But another question is, what people in Beijing supposed to do?
Think of that. To many, it's very clear that men in black will not be content even if given suffrage. Then they will want places in legislature, own foreign policy, armed forces, and ultimately sovereignty.
The popular sentiment that it's "poor HK kids" coming out at large out of desperation for their material situation can't hold water. Most of activists are children of very well off people, well educated, with a lot of life experience overseas, who had their future well being secured by their parents. No way they will be appeased with just a carrot.
The Party is well aware of that. There for long been a sentiment that Hongkong is a "trojan horse" the West gave to China, and the current crisis only reinforces this opinion among people in Beijing, and down to junior-mid-level cadres. There is no way the Party will back down.
This mess will take years to settle down in any scenario.
You may be playing devil's advocate for the "party" but it comes too close to sounding like you're defending them.
The best proof of what I said is that all convenience stores and seven elevens are fully staffed, and running. Janitors, taxi drivers continue to work like nothing happened.
HK Poly is more or less preserving minimal functioning, but HK University is effectively defunct now. All kinds of banks, business services companies work in severely reduced capacity.
All of well of Hongkoners I know myself either: 1.) ran away to Mainland, 2.) ran away to Vancouver, 3.) are on the streets right now
> All of well of Hongkoners I know myself either: 1.) ran away to Mainland, 2.) ran away to Vancouver, 3.) are on the streets right now
So, among them, what kind runs away, and what kind goes to the street?
I'm not saying it is wrong, but expecting that democracy means all opinions are valid is a very basic misunderstanding. Very basic.
This is not a discussion on a technical or scientific topic. This is not black and white.
In fact, and since someone mentioned the American nationality of HN, the lack of subtlety and the need to see everything in black and white, right or wrong, is a common 'criticisim', so to speak, about Americans.
The super rich of HK are surely out, they do so every time when there is trouble. Hongkongers who bought foreign property or passports in past years are certainly moved out by now too.

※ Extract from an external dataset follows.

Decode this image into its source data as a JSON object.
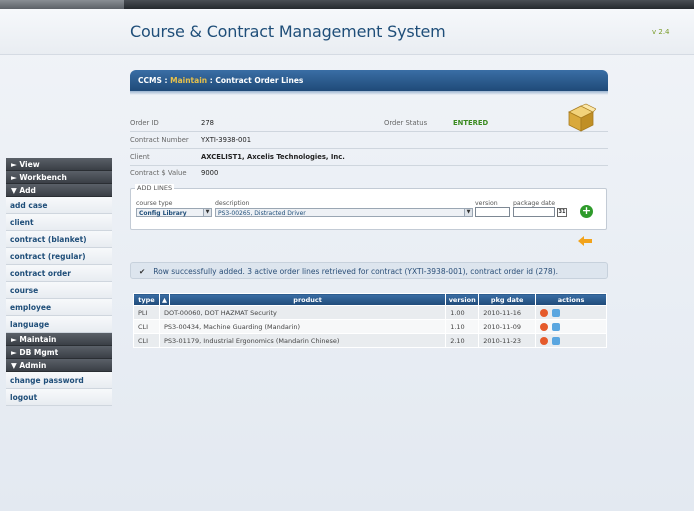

So, that leaves your typical petit bourgeois behind. Clerks, government workers, part of white collar workforce
true!
> This is not black and white.
Potentially true, but I feel you're fogging the issue (something that happens a surprising amount of time in these discussions involving china).
I distinguished between dissenting comments and bad comments. While that's not utterly B/W it's actually pretty clear.
> In fact, and since someone mentioned the American nationality of HN, the lack of subtlety and the need to see everything in black and white, right or wrong, is a common 'criticisim', so to speak, about Americans.
Ah good old racism! And it is racism BTW. Americans are crude, stupid and gunslinging morons. Well, I've met a very few like that, very few indeed.
Can I make some obnoxious and unfair generalisations about the chinese? You're OK with that I take it?
I'm a brit BTW.
That's funny, I thought Saudi Arabia was America's close ally. Yuuuge deals on military hardware, great against defenseless Yemeni citizens. Free bone saw with every 10th missile!
The General in Nigeria who overthrew the President in a Coup then handed power over to a new democratically elected President a year later.
Yes. Good, honest upstanding men (and women) will destroy their own position and power when it's the right thing to to.
The hard part is finding the Good and honest ones, and I suspect they are very few are far between in the Chinese leadership.
People on level municipalities, and provinces may show some rare signs of common sense from time to time, but them moment any of them (yes, even a provincial governor) will rise a hand, they will instantly be politically terminated.
And you have a system where tops are incapable of integrating any input for plainly neurological-biological reasons, and anybody with a shade of influence on them is super duper afraid of getting politically railroaded by both higher ups, and peers contending for promotion.
This is modern China for you.
Blind and dogmatic utilitarianism says "it's in the politician's best interest to suppress the citizenry". Ethics says "it's in the people's interest for the politician to be nice to them".
Please don't confuse PR posts conducted by China's 50 cent army lauding absurdities such as the virtues of a totalitarian regime as "dissenting comment".